Based on what the models know from other cases they have been trained on, they will assess whether a particular set of symptoms warrants further testing.

“You can see the ramifications for how people will do clinical research in the future too,” Danaher says. “It’s going to be driven by routine medical data.”

Accelerating drug development with machine learning and Big Data

In addition to improving patient outcomes, widespread adoption of this technology will speed up the time it takes for new treatments and medicines to be made available.

This is currently a multi-year process; a timespan of 10 years is not uncommon from the first tests showing that a treatment is effective, to the drug being made widely available.

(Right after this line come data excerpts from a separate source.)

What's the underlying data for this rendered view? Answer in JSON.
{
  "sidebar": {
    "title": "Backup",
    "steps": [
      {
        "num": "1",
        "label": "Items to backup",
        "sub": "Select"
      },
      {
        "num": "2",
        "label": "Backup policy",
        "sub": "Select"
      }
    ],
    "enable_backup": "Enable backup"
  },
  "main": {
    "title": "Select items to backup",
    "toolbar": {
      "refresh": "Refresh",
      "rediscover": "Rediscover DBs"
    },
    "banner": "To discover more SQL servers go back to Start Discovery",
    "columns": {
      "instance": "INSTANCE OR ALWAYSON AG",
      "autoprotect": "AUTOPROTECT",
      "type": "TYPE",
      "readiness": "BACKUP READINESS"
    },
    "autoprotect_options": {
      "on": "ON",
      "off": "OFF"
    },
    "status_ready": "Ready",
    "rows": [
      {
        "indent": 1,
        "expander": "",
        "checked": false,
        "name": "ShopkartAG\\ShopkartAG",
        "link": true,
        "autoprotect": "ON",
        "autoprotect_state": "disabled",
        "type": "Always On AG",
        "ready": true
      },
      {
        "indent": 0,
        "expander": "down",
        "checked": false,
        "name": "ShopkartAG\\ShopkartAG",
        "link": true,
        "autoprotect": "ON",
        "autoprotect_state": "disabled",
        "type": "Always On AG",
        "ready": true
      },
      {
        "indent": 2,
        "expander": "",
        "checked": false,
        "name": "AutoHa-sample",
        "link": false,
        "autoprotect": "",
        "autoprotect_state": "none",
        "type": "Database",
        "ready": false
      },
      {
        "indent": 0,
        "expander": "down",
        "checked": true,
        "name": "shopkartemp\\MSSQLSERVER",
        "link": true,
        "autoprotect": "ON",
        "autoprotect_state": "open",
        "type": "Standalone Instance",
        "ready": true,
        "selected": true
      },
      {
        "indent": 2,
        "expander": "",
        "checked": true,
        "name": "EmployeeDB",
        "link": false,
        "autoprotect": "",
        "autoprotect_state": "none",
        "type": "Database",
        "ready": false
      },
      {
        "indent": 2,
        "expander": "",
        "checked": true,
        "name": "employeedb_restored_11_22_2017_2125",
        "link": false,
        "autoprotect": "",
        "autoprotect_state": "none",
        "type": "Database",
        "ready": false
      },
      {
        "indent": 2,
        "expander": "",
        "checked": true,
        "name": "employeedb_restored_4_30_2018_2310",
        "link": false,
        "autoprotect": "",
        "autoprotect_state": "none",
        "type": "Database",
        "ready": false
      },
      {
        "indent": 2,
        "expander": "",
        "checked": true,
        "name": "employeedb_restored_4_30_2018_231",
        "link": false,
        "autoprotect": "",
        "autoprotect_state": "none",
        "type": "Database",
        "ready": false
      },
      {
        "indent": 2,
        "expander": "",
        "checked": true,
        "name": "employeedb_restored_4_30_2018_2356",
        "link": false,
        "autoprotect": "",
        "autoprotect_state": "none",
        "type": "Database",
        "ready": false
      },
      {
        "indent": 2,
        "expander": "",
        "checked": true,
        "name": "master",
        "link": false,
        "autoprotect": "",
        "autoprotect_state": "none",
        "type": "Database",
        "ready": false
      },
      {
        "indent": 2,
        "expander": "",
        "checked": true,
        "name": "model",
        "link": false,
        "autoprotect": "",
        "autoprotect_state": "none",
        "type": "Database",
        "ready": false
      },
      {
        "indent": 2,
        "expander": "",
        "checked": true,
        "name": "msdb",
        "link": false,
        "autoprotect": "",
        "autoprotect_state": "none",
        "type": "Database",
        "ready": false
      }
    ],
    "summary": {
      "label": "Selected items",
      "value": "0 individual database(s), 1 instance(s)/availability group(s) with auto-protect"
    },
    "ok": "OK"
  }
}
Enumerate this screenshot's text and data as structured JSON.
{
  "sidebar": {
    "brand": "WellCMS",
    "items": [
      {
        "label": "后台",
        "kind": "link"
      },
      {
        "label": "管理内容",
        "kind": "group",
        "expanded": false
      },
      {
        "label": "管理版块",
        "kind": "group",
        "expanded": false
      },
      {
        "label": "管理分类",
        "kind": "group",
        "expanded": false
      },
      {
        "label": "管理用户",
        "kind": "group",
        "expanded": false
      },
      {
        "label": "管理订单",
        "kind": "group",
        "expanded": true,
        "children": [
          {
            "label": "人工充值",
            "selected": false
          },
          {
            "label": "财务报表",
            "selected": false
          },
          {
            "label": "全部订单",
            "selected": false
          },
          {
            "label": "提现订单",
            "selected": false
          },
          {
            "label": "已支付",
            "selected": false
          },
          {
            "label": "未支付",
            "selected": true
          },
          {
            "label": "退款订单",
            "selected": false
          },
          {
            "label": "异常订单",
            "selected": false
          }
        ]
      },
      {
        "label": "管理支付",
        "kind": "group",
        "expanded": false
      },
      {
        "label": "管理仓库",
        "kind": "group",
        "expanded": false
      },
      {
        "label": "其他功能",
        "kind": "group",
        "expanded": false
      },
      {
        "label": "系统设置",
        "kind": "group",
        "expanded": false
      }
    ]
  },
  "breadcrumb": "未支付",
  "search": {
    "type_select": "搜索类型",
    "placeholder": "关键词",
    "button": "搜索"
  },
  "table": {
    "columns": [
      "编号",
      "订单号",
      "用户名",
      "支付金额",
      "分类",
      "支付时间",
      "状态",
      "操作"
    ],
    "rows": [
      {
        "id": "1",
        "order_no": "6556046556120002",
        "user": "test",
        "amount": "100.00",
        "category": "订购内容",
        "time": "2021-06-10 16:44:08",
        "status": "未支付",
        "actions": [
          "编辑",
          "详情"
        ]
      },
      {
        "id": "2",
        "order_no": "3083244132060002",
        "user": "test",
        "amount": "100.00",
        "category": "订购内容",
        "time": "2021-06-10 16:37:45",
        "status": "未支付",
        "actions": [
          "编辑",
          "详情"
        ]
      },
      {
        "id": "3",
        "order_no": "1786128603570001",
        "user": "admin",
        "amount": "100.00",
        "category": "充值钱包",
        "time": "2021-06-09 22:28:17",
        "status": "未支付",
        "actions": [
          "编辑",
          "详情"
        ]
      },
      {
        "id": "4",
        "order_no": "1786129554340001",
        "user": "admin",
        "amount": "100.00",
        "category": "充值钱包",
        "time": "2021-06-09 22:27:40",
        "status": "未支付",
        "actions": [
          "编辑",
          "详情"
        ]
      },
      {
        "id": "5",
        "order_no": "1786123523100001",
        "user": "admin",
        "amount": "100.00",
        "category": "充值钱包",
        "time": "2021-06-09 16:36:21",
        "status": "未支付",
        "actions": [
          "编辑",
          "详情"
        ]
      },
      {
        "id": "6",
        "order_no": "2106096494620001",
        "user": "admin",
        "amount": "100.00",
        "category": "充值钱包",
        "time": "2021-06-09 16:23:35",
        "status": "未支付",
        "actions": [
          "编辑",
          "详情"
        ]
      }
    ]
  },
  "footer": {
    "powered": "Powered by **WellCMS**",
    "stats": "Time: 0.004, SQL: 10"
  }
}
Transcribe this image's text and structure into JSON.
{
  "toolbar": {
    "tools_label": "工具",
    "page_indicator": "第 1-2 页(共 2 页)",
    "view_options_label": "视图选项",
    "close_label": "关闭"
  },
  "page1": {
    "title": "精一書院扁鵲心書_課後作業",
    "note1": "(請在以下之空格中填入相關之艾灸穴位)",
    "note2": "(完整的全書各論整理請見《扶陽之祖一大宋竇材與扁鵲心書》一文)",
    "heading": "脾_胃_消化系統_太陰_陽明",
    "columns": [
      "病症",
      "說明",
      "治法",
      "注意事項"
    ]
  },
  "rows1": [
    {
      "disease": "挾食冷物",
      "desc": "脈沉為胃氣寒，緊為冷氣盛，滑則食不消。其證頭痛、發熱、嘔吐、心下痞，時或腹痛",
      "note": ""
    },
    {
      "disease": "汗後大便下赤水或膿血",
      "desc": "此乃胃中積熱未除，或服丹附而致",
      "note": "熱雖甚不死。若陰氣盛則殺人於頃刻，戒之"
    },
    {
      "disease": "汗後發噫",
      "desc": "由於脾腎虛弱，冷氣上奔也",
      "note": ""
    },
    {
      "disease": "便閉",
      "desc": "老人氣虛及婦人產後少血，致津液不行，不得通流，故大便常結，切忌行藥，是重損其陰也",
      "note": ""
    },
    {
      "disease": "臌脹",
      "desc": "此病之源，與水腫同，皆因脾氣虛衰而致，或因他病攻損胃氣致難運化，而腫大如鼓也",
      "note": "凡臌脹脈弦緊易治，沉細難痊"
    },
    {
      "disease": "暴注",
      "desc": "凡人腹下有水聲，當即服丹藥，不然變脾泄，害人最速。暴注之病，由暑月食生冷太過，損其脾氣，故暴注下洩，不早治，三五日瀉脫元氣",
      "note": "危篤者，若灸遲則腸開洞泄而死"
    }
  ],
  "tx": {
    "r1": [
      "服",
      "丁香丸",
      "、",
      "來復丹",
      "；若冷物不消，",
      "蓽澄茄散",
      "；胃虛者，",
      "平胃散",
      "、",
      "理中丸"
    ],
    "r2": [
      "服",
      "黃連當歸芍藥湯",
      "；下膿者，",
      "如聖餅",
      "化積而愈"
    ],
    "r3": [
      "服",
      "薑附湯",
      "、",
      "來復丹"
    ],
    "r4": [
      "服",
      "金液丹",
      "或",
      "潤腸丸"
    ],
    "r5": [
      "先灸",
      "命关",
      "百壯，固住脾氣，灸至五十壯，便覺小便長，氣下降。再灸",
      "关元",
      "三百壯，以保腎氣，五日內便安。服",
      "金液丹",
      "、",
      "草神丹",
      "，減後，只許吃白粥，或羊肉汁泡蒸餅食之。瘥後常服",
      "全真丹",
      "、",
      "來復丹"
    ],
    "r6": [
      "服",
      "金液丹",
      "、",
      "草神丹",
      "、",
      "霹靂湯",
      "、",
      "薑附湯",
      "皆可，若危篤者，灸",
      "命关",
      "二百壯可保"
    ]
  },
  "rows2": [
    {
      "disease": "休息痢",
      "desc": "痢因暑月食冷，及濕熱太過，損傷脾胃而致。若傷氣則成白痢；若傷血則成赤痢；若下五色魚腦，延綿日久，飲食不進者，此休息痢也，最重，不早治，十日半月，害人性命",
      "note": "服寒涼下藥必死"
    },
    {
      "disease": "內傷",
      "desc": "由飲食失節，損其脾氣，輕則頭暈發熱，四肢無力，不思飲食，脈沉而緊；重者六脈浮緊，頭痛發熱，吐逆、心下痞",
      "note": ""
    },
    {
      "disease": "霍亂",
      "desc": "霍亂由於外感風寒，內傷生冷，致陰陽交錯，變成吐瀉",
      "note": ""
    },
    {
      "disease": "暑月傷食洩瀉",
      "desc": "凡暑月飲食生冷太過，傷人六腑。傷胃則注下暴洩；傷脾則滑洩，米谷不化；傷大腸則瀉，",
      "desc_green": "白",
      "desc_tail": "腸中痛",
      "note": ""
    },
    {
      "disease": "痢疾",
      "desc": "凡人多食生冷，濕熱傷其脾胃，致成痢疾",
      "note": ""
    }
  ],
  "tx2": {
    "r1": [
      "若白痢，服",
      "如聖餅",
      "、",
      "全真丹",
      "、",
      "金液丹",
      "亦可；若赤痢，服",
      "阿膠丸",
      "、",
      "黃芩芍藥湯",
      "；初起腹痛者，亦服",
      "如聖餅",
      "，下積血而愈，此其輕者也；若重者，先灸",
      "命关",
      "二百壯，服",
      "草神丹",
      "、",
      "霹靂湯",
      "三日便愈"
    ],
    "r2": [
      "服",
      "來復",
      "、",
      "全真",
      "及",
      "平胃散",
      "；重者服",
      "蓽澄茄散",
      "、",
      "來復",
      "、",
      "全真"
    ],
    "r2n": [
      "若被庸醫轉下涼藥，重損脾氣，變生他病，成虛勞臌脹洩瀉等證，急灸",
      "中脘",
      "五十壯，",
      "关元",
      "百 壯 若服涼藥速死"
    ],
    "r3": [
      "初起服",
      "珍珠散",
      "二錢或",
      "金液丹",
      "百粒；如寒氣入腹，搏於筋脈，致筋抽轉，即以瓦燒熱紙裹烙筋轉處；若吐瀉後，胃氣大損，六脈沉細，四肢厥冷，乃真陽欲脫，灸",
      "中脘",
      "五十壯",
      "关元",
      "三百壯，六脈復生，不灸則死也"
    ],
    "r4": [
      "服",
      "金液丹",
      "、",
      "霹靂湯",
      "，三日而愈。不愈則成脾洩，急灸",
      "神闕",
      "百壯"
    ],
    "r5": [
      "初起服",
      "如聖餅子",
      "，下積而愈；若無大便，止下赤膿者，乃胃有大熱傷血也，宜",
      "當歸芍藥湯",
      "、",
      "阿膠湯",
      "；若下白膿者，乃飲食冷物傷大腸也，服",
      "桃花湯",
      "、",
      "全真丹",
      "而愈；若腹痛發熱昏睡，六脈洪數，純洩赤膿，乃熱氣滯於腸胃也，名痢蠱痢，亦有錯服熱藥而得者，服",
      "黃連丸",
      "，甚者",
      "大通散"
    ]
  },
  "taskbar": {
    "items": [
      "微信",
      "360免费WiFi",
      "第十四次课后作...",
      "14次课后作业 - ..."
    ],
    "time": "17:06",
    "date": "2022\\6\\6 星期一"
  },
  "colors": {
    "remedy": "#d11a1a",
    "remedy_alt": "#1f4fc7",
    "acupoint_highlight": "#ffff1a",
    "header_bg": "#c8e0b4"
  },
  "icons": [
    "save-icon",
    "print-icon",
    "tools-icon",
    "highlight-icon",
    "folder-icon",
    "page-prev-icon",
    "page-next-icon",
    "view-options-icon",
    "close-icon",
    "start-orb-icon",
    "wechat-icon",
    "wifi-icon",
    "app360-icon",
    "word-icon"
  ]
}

It’s also very expensive, with a high failure rate.

Machine learning, driven by Big Data, gives us the potential to drastically cut the lag between discovery and deployment, Danaher tells me.

“What can happen now, based on aggregated patient data, is you can take 1,000 women treated in one hospital and 1,000 from another, and you can take that data, normalise it, and run analytics against it.

“So in the space of about a day, you’ve got actual patient data that you can make assertions on – and say, for example, ‘If you use this therapeutic drug, or do all of those things in a certain sequence, this cohort of 1,000 patients will live 20% longer and have 15% fewer side effects.”

Next step: Precision Medicine

Elsevier’s work is a prime example of how, once a business has passed the first hurdle on the road to digital transformation – the digitisation of its data assets – those assets can be repurposed through advanced analytics and AI to derive new value.

Elsevier is now in talks with leading academic medical centres to further improve and clinically validate the AI component of its decision support platform – known as the Precision Medicine Differential Diagnosis Tool.

This technology will lead to quicker and more accurate diagnosing while considerably shortening the journey from discovery to delivery of life-saving insights. It will also reduce unwarranted care variation, standardising care delivery with evidence-based practices.